Biographien Grafschafter Lehrerinnen und Lehrer

Hans Valentin 

1883 - 1958
von Ludwig Sager (1959)

Eine große Trauergemeinde füllte am 20. Dezember des vergangenen Jahres (1958) die weite Halle des Krematoriums vor den Toren der alten Stadt Osnabrück. Liebe und Verehrung hatten die Freunde von fern und nah zur Trauerfeier gerufen, die dem Gedenken des am 17. Dezember verstorbenen Schulrates Hans Valentin galt. Im gleichen Jahre hatte anlässlich seines 85. Geburtstages unsere Heimatzeitung seiner noch gedacht.

Nicht die Fülle der Jahre, sein hohes Alter, nicht eine Krankheit hat seinem reichen Leben plötzlich ein Ziel gesetzt: bei einem Verkehrsunfall war er vier Tage vorher schwer verletzt. So wurde der seelisch und körperlich immer jung gebliebene "Wanderer zwischen zwei Welten" ein Opfer der Zeit, deren Entwicklung er in den letzten Jahren mit Sorgen verfolgte, war er doch sein ganzes Leben bemüht gewesen, in Amt und Beruf seiner Zeit Impulse zu geben aus dem Geiste der Großen, die über unsere Erde gingen, aus dem Geist des Größten, den einmal die Erde sah.
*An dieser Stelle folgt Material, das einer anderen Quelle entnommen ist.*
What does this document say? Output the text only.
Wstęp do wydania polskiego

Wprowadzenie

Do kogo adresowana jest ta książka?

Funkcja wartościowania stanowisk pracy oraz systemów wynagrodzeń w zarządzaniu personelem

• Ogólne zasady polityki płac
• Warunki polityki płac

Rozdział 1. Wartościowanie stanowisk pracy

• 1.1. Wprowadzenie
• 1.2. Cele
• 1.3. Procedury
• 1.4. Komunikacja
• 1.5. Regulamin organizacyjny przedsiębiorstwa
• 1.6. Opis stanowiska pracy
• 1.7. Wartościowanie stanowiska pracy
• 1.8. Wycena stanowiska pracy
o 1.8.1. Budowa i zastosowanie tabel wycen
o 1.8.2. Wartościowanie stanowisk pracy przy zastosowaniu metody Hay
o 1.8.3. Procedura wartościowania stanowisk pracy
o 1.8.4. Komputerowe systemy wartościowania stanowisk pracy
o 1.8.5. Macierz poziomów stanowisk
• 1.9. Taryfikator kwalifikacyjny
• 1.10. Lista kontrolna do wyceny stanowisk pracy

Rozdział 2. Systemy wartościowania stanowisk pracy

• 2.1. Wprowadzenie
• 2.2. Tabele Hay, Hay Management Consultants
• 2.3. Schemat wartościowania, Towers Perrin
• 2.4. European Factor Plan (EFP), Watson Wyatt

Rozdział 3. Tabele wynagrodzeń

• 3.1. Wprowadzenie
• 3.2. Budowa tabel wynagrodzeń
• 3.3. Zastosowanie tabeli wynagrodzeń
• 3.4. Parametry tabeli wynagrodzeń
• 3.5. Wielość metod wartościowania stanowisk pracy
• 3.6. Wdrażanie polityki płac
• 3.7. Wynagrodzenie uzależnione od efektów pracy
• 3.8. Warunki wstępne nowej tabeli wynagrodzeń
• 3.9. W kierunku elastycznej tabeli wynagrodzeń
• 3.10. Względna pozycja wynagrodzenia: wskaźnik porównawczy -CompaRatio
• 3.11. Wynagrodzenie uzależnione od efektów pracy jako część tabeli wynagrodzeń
In dieser Stunde fühlten es seine alten Freunde, die vielen, vielen ehemaligen Schüler: in seinem Amte, in den ihm gesteckten Grenzen ist der Verstorbene seiner Zeit gerecht geworden, da hat der hochbegabte Schulmann aus reichem, vollem Herzen gegeben und immer wieder gegeben.

Erfüllten heute leise Klänge der Orgel die blumengeschmückte Halle, so schwang viel stummes Danken mit.

In bewegten Worten würdigte Superintendent Grimm als Freund und Pastor das Leben des alten Schulrats, der ihm im vertrauten Gespräch mehr und mehr das oft verschlossene Herz geöffnet. Mehr und mehr habe er erkannt, wie strenge Pflichtauffassung glücklich mit hingebender Liebe gepaart gewesen sei. Und denen er Freund geworden, mit denen er auf großen Lehrertagungen Tage und Stunden um geistige Probleme gerungen, die wussten auch um den vollen Dreiklang seines Wesens: um die goldene Heiterkeit eines reinen Herzens nach schwerer Arbeit.

Den Dank der Regierung und der Stadt Osnabrück überbrachte Regierungsdirektor Pax. Würdig sei der Verstorbene neben zwei Schulmänner aus Osnabrück aus vergangenen Zeiten zu stellen, neben Schüren und Backhaus. Wie diese habe auch Hans Valentin sich in den Herzen der Menschen ein Denkmal gesetzt.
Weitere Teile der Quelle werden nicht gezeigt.